Şehit olacak insanların doğuştan farklı olduğunun söylendiğini ancak kendilerinin başına gelince bunu anladıklarını ifade eden Kaya, şunları kaydetti:
“Şehit olduğu gün sabah da abdestini alıp, namazını kılıp çıkmış. Rabb’im oğluma şehadeti nasip etti, çok mutluyum. Bu çok güzel bir duygu. Anlatılacak bir duygu değil ama acısı da o derece büyük. Evlat acısı çok farklı ama bunun (şehitlik) gururu da var. Bu mesleği çok istedi. Önüne geçmek istedik ve çok çaba gösterdik ama kendisi çok isteyerek gitti. Uzun yıllar bu mesleği yapmasını çok isterdim. Çok seviyordu mesleğini. Odadan odaya giderken tekbir alarak giderdi. Vatan sevgisiyle doluydu. Bana, ‘Sen gitme, o gitmesin, kim gidecek ve bu vatanı koruyacak? Senin oğlun gitmesin, başkalarının oğlu gitsin, sen böyle mi inanıyorsun Allah’a.’ dedi.”
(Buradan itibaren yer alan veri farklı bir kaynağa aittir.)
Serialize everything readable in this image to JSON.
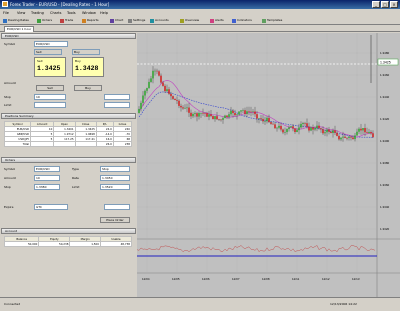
{
  "window": {
    "title": "Forex Trader - EUR/USD - [Dealing Rates - 1 Hour]"
  },
  "menu": [
    "File",
    "View",
    "Trading",
    "Charts",
    "Tools",
    "Window",
    "Help"
  ],
  "toolbar": [
    "Dealing Rates",
    "Orders",
    "Trade",
    "Reports",
    "Chart",
    "Settings",
    "Accounts",
    "Overview",
    "Alerts",
    "Indicators",
    "Templates"
  ],
  "tab": {
    "label": "EUR/USD 1 hour"
  },
  "panel": {
    "header": "EUR/USD",
    "symbol": "EUR/USD",
    "sell_label": "Sell",
    "buy_label": "Buy",
    "sell_price": "1.3425",
    "buy_price": "1.3428",
    "amount_label": "Amount",
    "amount_value": "10",
    "stop_label": "Stop",
    "limit_label": "Limit",
    "buy_button": "Buy",
    "sell_button": "Sell",
    "positions_header": "Positions Summary",
    "positions_cols": [
      "Symbol",
      "Amount",
      "Open",
      "Close",
      "P/L",
      "Gross"
    ],
    "positions_rows": [
      [
        "EUR/USD",
        "10",
        "1.3401",
        "1.3425",
        "24.0",
        "240"
      ],
      [
        "GBP/USD",
        "5",
        "1.9712",
        "1.9698",
        "-14.0",
        "-70"
      ],
      [
        "USD/JPY",
        "5",
        "117.25",
        "117.41",
        "16.0",
        "68"
      ],
      [
        "Total",
        "",
        "",
        "",
        "26.0",
        "238"
      ]
    ],
    "orders_header": "Orders",
    "order_symbol_label": "Symbol",
    "order_symbol": "EUR/USD",
    "order_type_label": "Type",
    "order_type": "Stop",
    "order_amount_label": "Amount",
    "order_amount": "10",
    "order_rate_label": "Rate",
    "order_rate": "1.3450",
    "order_stop_label": "Stop",
    "order_stop": "1.3380",
    "order_limit_label": "Limit",
    "order_limit": "1.3520",
    "order_expire_label": "Expire",
    "order_expire": "GTC",
    "order_btn": "Place Order",
    "account_header": "Account",
    "account_cols": [
      "Balance",
      "Equity",
      "Margin",
      "Usable"
    ],
    "account_row": [
      "50,000",
      "50,238",
      "1,500",
      "48,738"
    ]
  },
  "chart": {
    "price_labels": [
      "1.3480",
      "1.3460",
      "1.3440",
      "1.3420",
      "1.3400",
      "1.3380",
      "1.3360",
      "1.3340",
      "1.3320"
    ],
    "time_labels": [
      "12/04",
      "12/05",
      "12/06",
      "12/07",
      "12/08",
      "12/11",
      "12/12",
      "12/13"
    ],
    "current_price": "1.3425"
  },
  "status": {
    "left": "Connected",
    "right": "12/13/2006 14:22"
  }
}
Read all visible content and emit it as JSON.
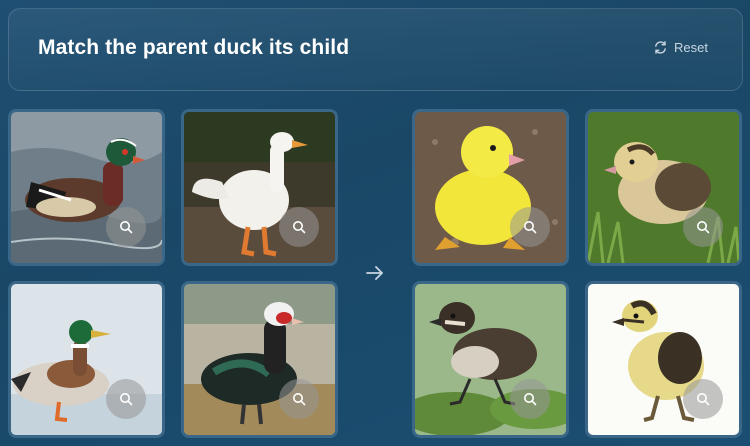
{
  "header": {
    "title": "Match the parent duck its child",
    "reset_label": "Reset"
  },
  "parents": [
    {
      "name": "wood duck",
      "icon": "wood-duck-photo"
    },
    {
      "name": "white pekin duck",
      "icon": "pekin-duck-photo"
    },
    {
      "name": "mallard duck",
      "icon": "mallard-duck-photo"
    },
    {
      "name": "muscovy duck",
      "icon": "muscovy-duck-photo"
    }
  ],
  "children": [
    {
      "name": "yellow duckling",
      "icon": "yellow-duckling-photo"
    },
    {
      "name": "fluffy duckling in grass",
      "icon": "grass-duckling-photo"
    },
    {
      "name": "dark duckling on lily pad",
      "icon": "lilypad-duckling-photo"
    },
    {
      "name": "striped duckling on white",
      "icon": "white-bg-duckling-photo"
    }
  ],
  "colors": {
    "background": "#1b4a6b",
    "tile_border": "#3a6688",
    "reset_text": "#c9d6e2"
  }
}
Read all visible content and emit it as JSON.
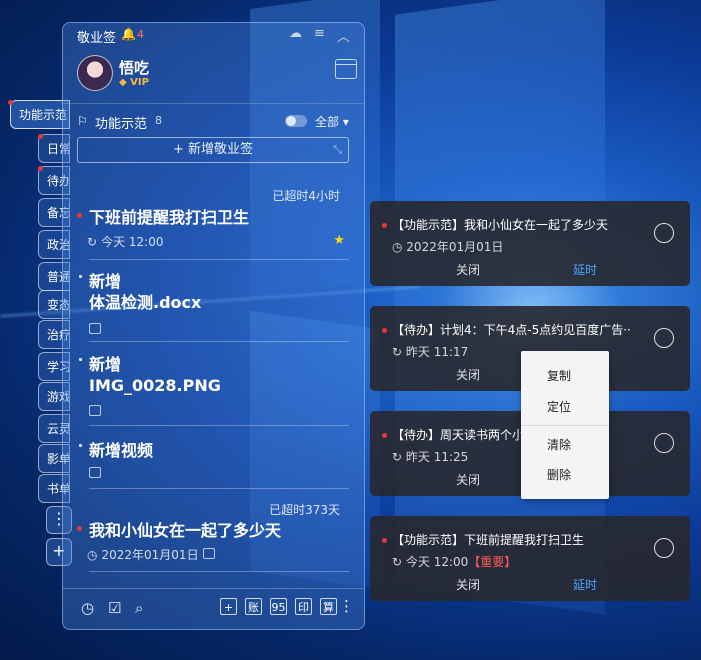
{
  "app": {
    "title": "敬业签",
    "bell_count": "4"
  },
  "user": {
    "name": "悟吃",
    "badge": "VIP"
  },
  "category": {
    "name": "功能示范",
    "count": "8",
    "filter": "全部"
  },
  "add_button": "+ 新增敬业签",
  "side_tabs": [
    "功能示范",
    "日常",
    "待办",
    "备忘",
    "政治",
    "普通",
    "变态",
    "治疗",
    "学习",
    "游戏",
    "云灵",
    "影单",
    "书单"
  ],
  "items": [
    {
      "overdue": "已超时4小时",
      "title": "下班前提醒我打扫卫生",
      "meta": "今天 12:00",
      "starred": true
    },
    {
      "title_line1": "新增",
      "title_line2": "体温检测.docx"
    },
    {
      "title_line1": "新增",
      "title_line2": "IMG_0028.PNG"
    },
    {
      "title": "新增视频"
    },
    {
      "overdue": "已超时373天",
      "title": "我和小仙女在一起了多少天",
      "meta": "2022年01月01日"
    }
  ],
  "footer": {
    "tools": [
      "+",
      "账",
      "95",
      "印",
      "算"
    ]
  },
  "notifications": [
    {
      "title": "【功能示范】我和小仙女在一起了多少天",
      "meta": "2022年01月01日",
      "tag": "",
      "close": "关闭",
      "delay": "延时"
    },
    {
      "title": "【待办】计划4：下午4点-5点约见百度广告··",
      "meta": "昨天 11:17",
      "tag": "",
      "close": "关闭",
      "delay": ""
    },
    {
      "title": "【待办】周天读书两个小",
      "meta": "昨天 11:25",
      "tag": "",
      "close": "关闭",
      "delay": ""
    },
    {
      "title": "【功能示范】下班前提醒我打扫卫生",
      "meta": "今天 12:00",
      "tag": "【重要】",
      "close": "关闭",
      "delay": "延时"
    }
  ],
  "context_menu": {
    "copy": "复制",
    "locate": "定位",
    "clear": "清除",
    "delete": "删除"
  }
}
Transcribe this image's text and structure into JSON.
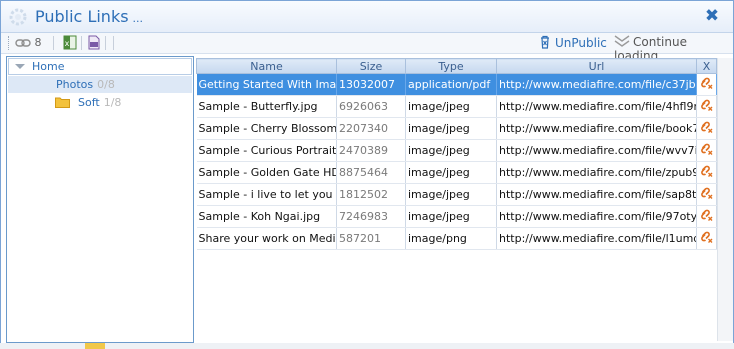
{
  "window": {
    "title": "Public Links",
    "title_suffix": "...",
    "close_glyph": "✖",
    "accent": "#2e6fb7"
  },
  "toolbar": {
    "link_count": "8",
    "unpublic_label": "UnPublic",
    "continue_label": "Continue loading",
    "icons": [
      "link-icon",
      "excel-export-icon",
      "csv-export-icon",
      "unpublic-icon",
      "continue-icon"
    ]
  },
  "tree": {
    "root_label": "Home",
    "items": [
      {
        "label": "Photos",
        "count": "0/8"
      },
      {
        "label": "Soft",
        "count": "1/8"
      }
    ]
  },
  "grid": {
    "columns": [
      "Name",
      "Size",
      "Type",
      "Url",
      "X"
    ],
    "rows": [
      {
        "name": "Getting Started With Ima...",
        "size": "13032007",
        "type": "application/pdf",
        "url": "http://www.mediafire.com/file/c37jb..."
      },
      {
        "name": "Sample - Butterfly.jpg",
        "size": "6926063",
        "type": "image/jpeg",
        "url": "http://www.mediafire.com/file/4hfl9r..."
      },
      {
        "name": "Sample - Cherry Blossom...",
        "size": "2207340",
        "type": "image/jpeg",
        "url": "http://www.mediafire.com/file/book7..."
      },
      {
        "name": "Sample - Curious Portrait...",
        "size": "2470389",
        "type": "image/jpeg",
        "url": "http://www.mediafire.com/file/wvv7i..."
      },
      {
        "name": "Sample - Golden Gate HD...",
        "size": "8875464",
        "type": "image/jpeg",
        "url": "http://www.mediafire.com/file/zpub9..."
      },
      {
        "name": "Sample - i live to let you ...",
        "size": "1812502",
        "type": "image/jpeg",
        "url": "http://www.mediafire.com/file/sap8t..."
      },
      {
        "name": "Sample - Koh Ngai.jpg",
        "size": "7246983",
        "type": "image/jpeg",
        "url": "http://www.mediafire.com/file/97oty..."
      },
      {
        "name": "Share your work on Medi...",
        "size": "587201",
        "type": "image/png",
        "url": "http://www.mediafire.com/file/l1umd..."
      }
    ]
  }
}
Şehitlik mertebesinin önemine dikkati çeken Kaya, “Bizim çocuklarımız ne güzel cennetin en güzel makamında olacaklar. İnşallah terör bir an önce biter. Dualarımız ondan yana. Rabb’im askerimize ve polisimize güç, kuvvet versin. Ayaklarına taş, sevdiklerinin gözlerine yaş değmesin. Bekir’im gitti ama birçok Bekir’im oldu. Bu vatan topraklarının bir karışını değil, bir milimini vermeye niyetimiz yok. Bekir’imin kanı yerde kalmayacak, kalmadı da. Teröristler bu yoldan dönsünler. Bu yol doğru yol değil. Biliyorlar ama niye dönmüyorlar anlamıyoruz. Rabbim güvenlik güçlerimize güç kuvvet versin. Zaferlerinin devamını bekliyoruz.” diye konuştu.
Iğdır’da 8 Eylül 2015’te Dilucu Sınır Kapısı’ndaki memurların görev yerlerine gidişine refakat eden polis ekibine yönelik bombalı saldırıda 13 polis şehit düşmüştü.